Some years ago I looked at the NAND to Tetris cpu, and worked out a bitslice design based entirely on 2-input NANDs. Each bitslice needed 80 NANDs, so a 16-bit machine would need 1280 gates. Memory would be difficult, but something could be implemented using shift registers. You could of course revert back to storing charge on a CRT screen - which formed the basis of the 1K words of memory on the Manchester Baby machine of 1949 (Williams Tube).

Finally - never underestimate audio frequency generation, and storing signals as audio tones - something that cpus are good at.
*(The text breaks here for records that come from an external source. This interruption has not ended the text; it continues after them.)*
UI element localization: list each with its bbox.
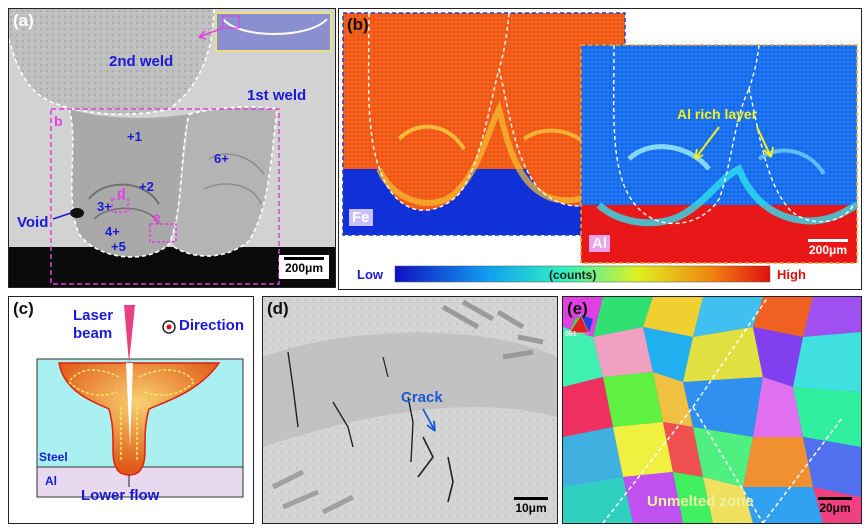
panel-d: (d) Crack 10μm xyxy=(262,296,558,524)
weld2-label: 2nd weld xyxy=(109,53,174,70)
region-b-label: b xyxy=(54,113,63,129)
panel-e: (e) 001 Unmelted zone 20μm xyxy=(562,296,862,524)
ipf-label: 001 xyxy=(565,331,577,338)
weld1-label: 1st weld xyxy=(247,87,307,104)
beam-label: beam xyxy=(73,325,113,342)
panel-c-schematic xyxy=(36,305,244,498)
panel-d-scalebar: 10μm xyxy=(509,495,553,519)
point-3: 3+ xyxy=(97,199,112,214)
panel-b-scale-text: 200μm xyxy=(808,243,848,257)
legend-low: Low xyxy=(357,267,383,282)
direction-label: Direction xyxy=(179,317,245,334)
panel-a: (a) 2nd weld 1st weld b d e +1 +2 3+ 4+ … xyxy=(8,8,336,288)
panel-b-label: (b) xyxy=(347,15,369,34)
panel-c: (c) Laser beam Direction Steel Al Lower … xyxy=(8,296,254,524)
al-block-label: Al xyxy=(45,474,57,488)
panel-a-scalebar: 200μm xyxy=(279,255,329,279)
panel-b: (b) Fe Al Al rich layer 200μm Low (count… xyxy=(338,8,862,290)
region-d-label: d xyxy=(117,185,126,201)
laser-label: Laser xyxy=(73,307,114,324)
unmelted-zone-label: Unmelted zone xyxy=(647,493,754,510)
panel-e-scale-text: 20μm xyxy=(819,501,851,515)
al-label: Al xyxy=(589,235,610,252)
panel-a-scale-text: 200μm xyxy=(284,261,324,275)
point-1: +1 xyxy=(127,129,142,144)
panel-d-label: (d) xyxy=(267,299,289,318)
panel-a-micrograph xyxy=(9,9,335,287)
fe-label: Fe xyxy=(349,209,373,226)
point-4: 4+ xyxy=(105,224,120,239)
region-e-label: e xyxy=(153,209,161,225)
point-2: +2 xyxy=(139,179,154,194)
panel-e-scalebar: 20μm xyxy=(813,495,857,519)
legend-counts: (counts) xyxy=(549,268,597,282)
crack-label: Crack xyxy=(401,389,443,406)
legend-high: High xyxy=(777,267,806,282)
panel-c-label: (c) xyxy=(13,299,34,318)
panel-e-ebsd-map xyxy=(563,297,861,523)
al-rich-layer-label: Al rich layer xyxy=(677,106,758,122)
panel-b-maps xyxy=(342,12,859,283)
panel-d-micrograph xyxy=(263,297,557,523)
point-6: 6+ xyxy=(214,151,229,166)
panel-d-scale-text: 10μm xyxy=(515,501,547,515)
point-5: +5 xyxy=(111,239,126,254)
panel-a-label: (a) xyxy=(13,11,34,30)
panel-e-label: (e) xyxy=(567,299,588,318)
panel-b-scalebar: 200μm xyxy=(803,237,853,259)
void-label: Void xyxy=(17,214,49,231)
lower-flow-label: Lower flow xyxy=(81,487,160,504)
steel-label: Steel xyxy=(39,450,68,464)
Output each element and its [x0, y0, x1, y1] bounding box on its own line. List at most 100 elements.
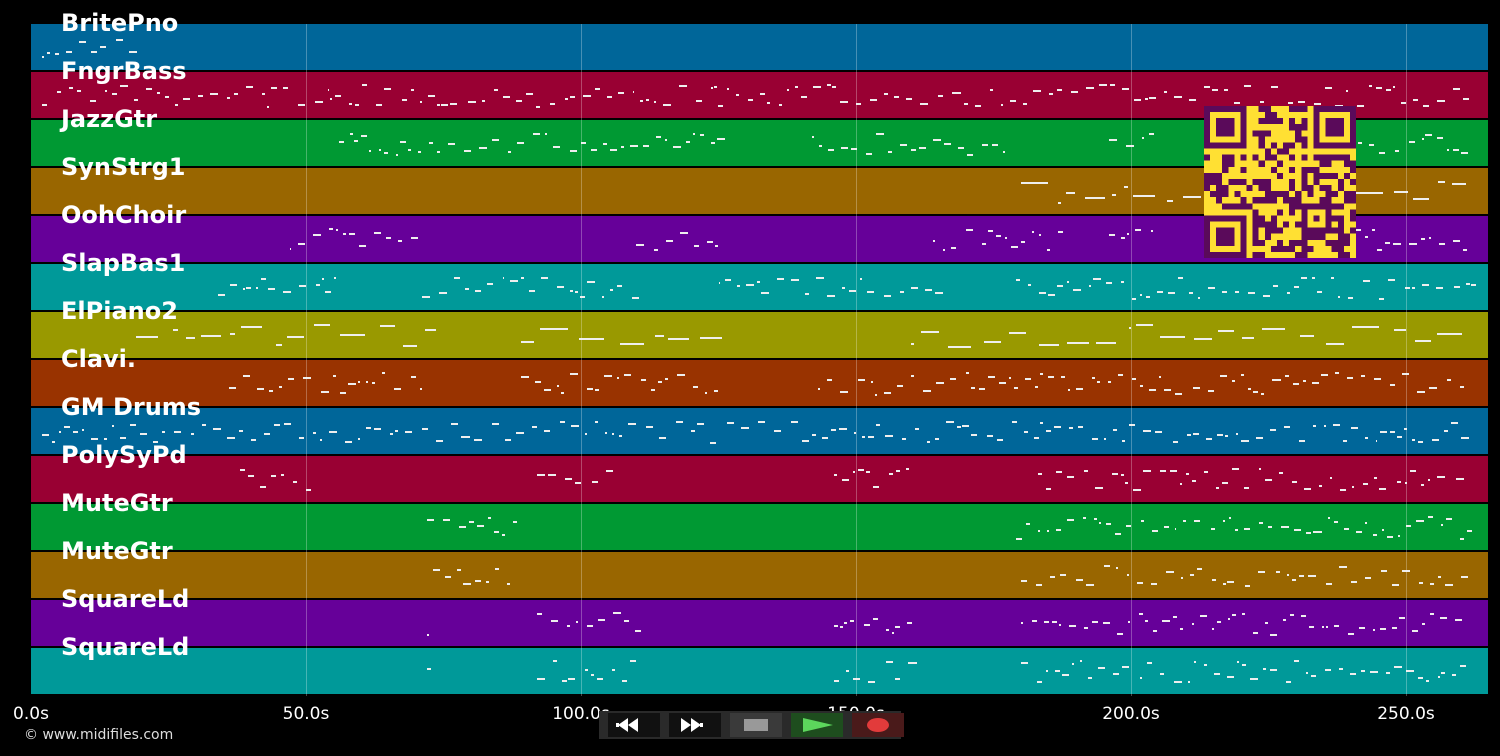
midi-note — [883, 294, 892, 297]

Possibly use a rotating magnetic drum for storage.

In the summer of 1984 - a friend and I, who both owned Sinclair ZX81s set up a 1-way data link between one machine and the other across our college dorms - using a FM transmitter bug and an FM radio receiver - over a distance of 300 feet.

The primary design requirement for a stand alone computer system in a post-* world is simplicity, maintainability, and debugability. It must be possible for a single user to do _everything_ in situ. There are very few existing systems that meet all three of these criteria across the whole hardward-firmware-software stack, and modern technology companies are actively moving away from this.

At all levels this requires extensive and open documentation and implementations, and ideally a real standard.

The hardware level would probably need a complete rethink, and if you want good peripheral support (e.g. to be able to try to access whatever data device you come across) then you need a solution that doesn't require a subsystem kernel maintainer for everything, or you just give up on that. A potential 4th requirement here could be a large supply of parts since in most scenarios it is extremely unlikely that anyone will be able to get a fab working again for hundreds or thousands of years. Maybe radiation hardened large feature size ICs or something like that. The alternative would be a zillion RPis (with some alternate data storage interface) so that hopefully some of them survive and continue to work after 100s of years, but this seems like a much riskier bet than trying to actually engineer something to survive for a very long time. Above the IC level the ability for someone to replace parts without special tooling beyond maybe a soldering iron also seems like it is probably also important.

At the software level there are two existing systems that might serve, one of the Smalltalks, or one of the lisps (my bias says common lisp, despite the warts). Assembly and C are just not a big enough lever for a single individual, and other things like Java seem to have been intentionally engineered to deprive individual users of power. The objective here is not to be fast, the objective is to retain access to computation at all so that the knowledge of how to work with such systems is not lost. Also at the software level the requirements pretty much preclude things like browsers that are so monstrously complex that there no hope than an individual could ever hope to maintain a legacy artifact (or probably even compile one of the monsters) for interpreting modern web documents.

I do not think that we can expect the current incentive structure around software and hardware to accidentally create something that can meet these requirements. If anything it is going in the other direction as large corporations can employ technology that can _only_ be maintained by large engineering teams. We are putting little computers in everything, but they are useless to anyone in a world without a network.

I'm thinking old phones, tablets, and portable computers will be more common. I keep several bootable USB drives which have lots of ebooks, audio books, videos, software, and games along with several old laptops/netbooks which were free. I also keep some of those files on microSD cards to make them accessible with tablets.

IMO collapse will be very boring so lots of books, audio files, video games, and music would be nice to have if it can be run off small off grid solar setups.

Makes me wonder what possibilities become, er, possible if we up the computing power a few orders of magnitude to a Pi Zero W or Pi 4.

From what I understand it’s fairly easy to use a Pi as an LTE Router for longer ranges and WiFi for shorter ranges. I wonder if the right microsd cards and were stockpiled one would be able to reconnect several communities in a mesh.